Community Asthma Initiative, Children’s Hospital Boston

Children’s Hospital Boston developed the Community Asthma Initiative (CAI) in 2005 in response to alarmingly high rates of asthma among children living in Boston’s urban neighborhoods, especially underserved children and families. CAI is a patient-centered program that provides bilingual (Spanish) in-home family asthma education, environmental assessments and remediation; Integrated Pest Management; and coordination with primary care providers, in conjunction with community education, outreach and advocacy. Care is provided and coordinated through a culturally appropriate case management model that identifies barriers to good asthma control and includes home visits conducted by nurses and/or community health workers, depending on the family’s needs.

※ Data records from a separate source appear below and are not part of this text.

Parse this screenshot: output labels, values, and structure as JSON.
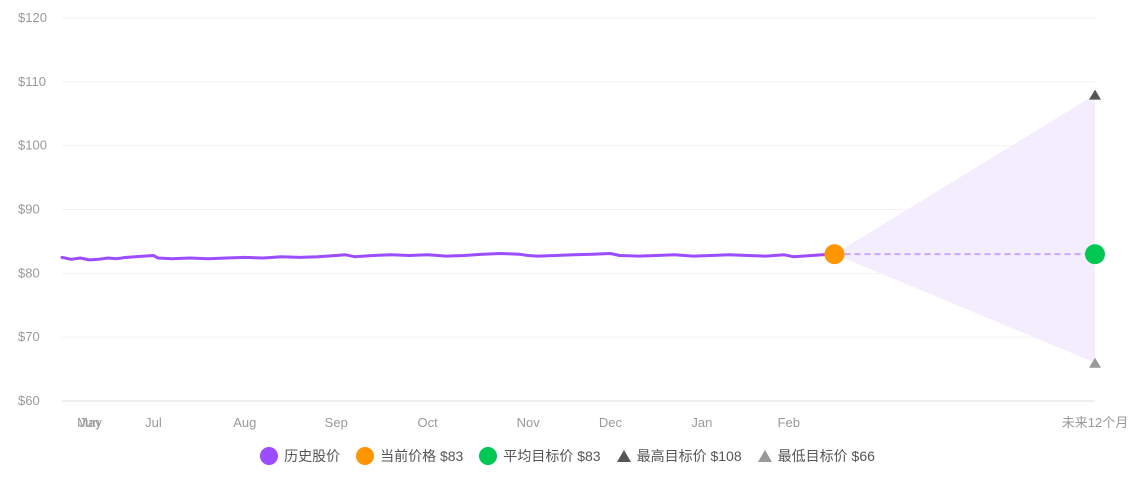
{
  "chart_data": {
    "type": "line",
    "y_ticks": [
      "$120",
      "$110",
      "$100",
      "$90",
      "$80",
      "$70",
      "$60"
    ],
    "y_values": [
      120,
      110,
      100,
      90,
      80,
      70,
      60
    ],
    "ylim": [
      60,
      120
    ],
    "x_ticks": [
      "Jun",
      "May",
      "Jul",
      "Aug",
      "Sep",
      "Oct",
      "Nov",
      "Dec",
      "Jan",
      "Feb",
      "未来12个月"
    ],
    "x_tick_positions": [
      0.3,
      0.3,
      1.0,
      2.0,
      3.0,
      4.0,
      5.1,
      6.0,
      7.0,
      7.95,
      11.3
    ],
    "xlim": [
      0,
      11.3
    ],
    "history": [
      [
        0.0,
        82.5
      ],
      [
        0.1,
        82.2
      ],
      [
        0.2,
        82.4
      ],
      [
        0.3,
        82.1
      ],
      [
        0.4,
        82.2
      ],
      [
        0.5,
        82.4
      ],
      [
        0.6,
        82.3
      ],
      [
        0.7,
        82.5
      ],
      [
        0.8,
        82.6
      ],
      [
        0.9,
        82.7
      ],
      [
        1.0,
        82.8
      ],
      [
        1.05,
        82.4
      ],
      [
        1.2,
        82.3
      ],
      [
        1.4,
        82.4
      ],
      [
        1.6,
        82.3
      ],
      [
        1.8,
        82.4
      ],
      [
        2.0,
        82.5
      ],
      [
        2.2,
        82.4
      ],
      [
        2.4,
        82.6
      ],
      [
        2.6,
        82.5
      ],
      [
        2.8,
        82.6
      ],
      [
        3.0,
        82.8
      ],
      [
        3.1,
        82.9
      ],
      [
        3.2,
        82.6
      ],
      [
        3.4,
        82.8
      ],
      [
        3.6,
        82.9
      ],
      [
        3.8,
        82.8
      ],
      [
        4.0,
        82.9
      ],
      [
        4.2,
        82.7
      ],
      [
        4.4,
        82.8
      ],
      [
        4.6,
        83.0
      ],
      [
        4.8,
        83.1
      ],
      [
        5.0,
        83.0
      ],
      [
        5.1,
        82.8
      ],
      [
        5.2,
        82.7
      ],
      [
        5.4,
        82.8
      ],
      [
        5.6,
        82.9
      ],
      [
        5.8,
        83.0
      ],
      [
        6.0,
        83.1
      ],
      [
        6.1,
        82.8
      ],
      [
        6.3,
        82.7
      ],
      [
        6.5,
        82.8
      ],
      [
        6.7,
        82.9
      ],
      [
        6.9,
        82.7
      ],
      [
        7.1,
        82.8
      ],
      [
        7.3,
        82.9
      ],
      [
        7.5,
        82.8
      ],
      [
        7.7,
        82.7
      ],
      [
        7.9,
        82.9
      ],
      [
        8.0,
        82.6
      ],
      [
        8.2,
        82.8
      ],
      [
        8.4,
        83.0
      ]
    ],
    "current_price": 83,
    "current_x": 8.45,
    "target_x": 11.3,
    "avg_target": 83,
    "high_target": 108,
    "low_target": 66,
    "colors": {
      "history": "#9b4dff",
      "current": "#ff9500",
      "average": "#00c853",
      "high": "#555555",
      "low": "#999999",
      "band": "#f3edfd",
      "dash": "#c9a7ff",
      "grid": "#f2f2f2",
      "axis": "#dddddd"
    },
    "legend": [
      {
        "label": "历史股价",
        "shape": "dot",
        "color": "#9b4dff"
      },
      {
        "label": "当前价格 $83",
        "shape": "dot",
        "color": "#ff9500"
      },
      {
        "label": "平均目标价 $83",
        "shape": "dot",
        "color": "#00c853"
      },
      {
        "label": "最高目标价 $108",
        "shape": "triangle",
        "color": "#555555"
      },
      {
        "label": "最低目标价 $66",
        "shape": "triangle",
        "color": "#999999"
      }
    ]
  }
}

Neighborhood Health Plan of Massachusetts

Neighborhood Health Plan of Massachusetts

Founded in the late 1980s, Neighborhood Health Plan (NHP) was one of the nation’s first health plans to comprehensively address the health care needs of underserved populations. As part of its commitment to improving the lives of its 200,000 members and in response to alarming rates of asthma among the Plan’s target population, NHP introduced its innovative Asthma Disease Management Program (ADMP) in 2000. NHP provides an Asthma Home Visitation Program (AHVP) to all members living with asthma in need of in-depth asthma education and/or home environmental assessment. NHP implemented an Enhanced Asthma Home Visit program in 2005 based on the positive outcomes of a one year Inner City Asthma Study (ICAS) of non-clinician home-based environmental intervention to reduce exposure to environmental triggers and allergens.

Sinai Urban Health Institute. A Proud member of Sinai Health System
Sinai Health System

Sinai Urban Health Institute

Since 2000, the Sinai Urban Health Institute (SUHI) and Sinai Children’s Hospital (SCH) have partnered to reduce the burden of asthma on vulnerable Chicago communities. As many as one in four children living in the communities served by the Sinai Health System suffer from asthma, as revealed by the Sinai Improving Community Health Survey. Recognizing the disproportionate asthma burden faced by these communities, a series of four comprehensive asthma interventions have been conducted over the past 10 years. Each of these initiatives has focused on decreasing asthma-related morbidity and improving participants’ quality of life by utilizing Community Health Workers (CHW)— members of the community trained to deliver case-specific asthma education through home visits. With funding from the U.S. Centers for Disease Control and Prevention, SUHI and SCH initiated a comprehensive, multifaceted program in September 2008, called Healthy Home, Healthy Child: The Westside Children’s Asthma Partnership (HHHC).

WIN for Asthma

WIN for Asthma

In 2005, a local hospital and community partners applied the principles of community- based participatory research to develop the Washington Heights Inwood Network (WIN) for Asthma. This comprehensive program is designed to facilitate effective and sustainable asthma management in Northern Manhattan, a community with childhood asthma rates that are four times the national average. WIN is a multi-level, community-driven program that enhances case identification and follow-up for children.

Woodhull Medical and Mental Health Center

Woodhull Medical and Mental Health Center

Twelve years ago, the Woodhull North Brooklyn Health Network implemented its comprehensive, evidence-based asthma management program to ensure best practices for asthma care were used to treat all asthma patients. By educating and training health care providers, community organizations and schools, Woodhull has taken a multi-faceted approach to improving asthma care in one of the nation’s highest-risk communities for asthma. At the center of this approach is the Network’s leadership in heading the North Brooklyn Asthma Action Alliance, a coalition that partners with national organizations, community groups and health care facilities to deliver a high standard of asthma care to the community. Supporting this work, the program trains doctors, nurses and hospital residents with its PACE program, which aligns with the National Institutes of Health Guidelines for Asthma Care, and utilizes a modified Electronic Health Record to ensure that all of Woodhull’s providers deliver Guidelines-based care.